Светлана что-то шептала ему на ухо, смеялась тихонько — женщина красивая, ухоженная, сорок пять, но выглядит на тридцать пять.
Работают вместе уже три года, а роман начался месяца четыре назад. Когда Марина первый раз уехала на курсы повышения квалификации.
— Илюша, — Светлана провела пальцем по его груди, — а что, если мы…
Щелчок замка в прихожей.
Илья замер. Сердце ухнуло куда-то в пятки.
— Марина же завтра должна вернуться, — прошептал он.
Светлана тоже напряглась. Звук шагов в коридоре. Медленных, усталых. Знакомых до боли.
— Илья? — голос жены донёсся из прихожей. — Ты дома?
Боже мой. Илья считал себя порядочным человеком. На производстве уважают, мастер золотые руки, к мнению прислушиваются.
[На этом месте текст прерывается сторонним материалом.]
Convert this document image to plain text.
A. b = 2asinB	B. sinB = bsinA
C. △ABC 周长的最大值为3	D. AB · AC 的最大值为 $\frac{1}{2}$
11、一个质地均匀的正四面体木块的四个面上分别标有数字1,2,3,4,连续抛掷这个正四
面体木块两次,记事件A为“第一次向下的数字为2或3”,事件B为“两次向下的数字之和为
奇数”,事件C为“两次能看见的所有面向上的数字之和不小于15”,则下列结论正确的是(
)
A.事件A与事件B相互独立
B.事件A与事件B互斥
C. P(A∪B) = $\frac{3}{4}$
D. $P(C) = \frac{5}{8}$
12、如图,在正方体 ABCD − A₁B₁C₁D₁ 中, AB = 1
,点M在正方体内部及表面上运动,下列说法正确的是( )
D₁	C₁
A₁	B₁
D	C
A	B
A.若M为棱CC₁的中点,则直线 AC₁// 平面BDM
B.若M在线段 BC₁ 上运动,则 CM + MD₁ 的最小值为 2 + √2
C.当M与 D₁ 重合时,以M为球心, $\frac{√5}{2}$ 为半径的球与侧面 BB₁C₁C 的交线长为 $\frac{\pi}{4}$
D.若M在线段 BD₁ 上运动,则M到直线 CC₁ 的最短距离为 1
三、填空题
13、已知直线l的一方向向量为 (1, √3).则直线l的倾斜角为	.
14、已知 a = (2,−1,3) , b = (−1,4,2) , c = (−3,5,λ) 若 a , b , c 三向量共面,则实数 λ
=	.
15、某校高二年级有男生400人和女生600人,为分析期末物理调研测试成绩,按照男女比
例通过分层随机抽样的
А тут!
— Что делать? — Светлана побледнела, судорожно натягивала блузку.
— Не знаю, — выдохнул Илья. Руки тряслись.
Шаги приближались. Медленно. Марина снимала пальто, ставила сумку.
— В ванную, — прошептал он Светлане. — Быстро.
Но поздно.
Дверь спальни приоткрылась. В щели показалось лицо жены — усталое, с дорожной пылью, с улыбкой. С этой её вечной улыбкой «я дома, мой дорогой».
Улыбка исчезла мгновенно.
Марина стояла и смотрела.
На её лице ничего не отображалось.
—Мариночка, — начал Илья.
Но жена уже развернулась. Быстро. Резко. Хлопнула дверь.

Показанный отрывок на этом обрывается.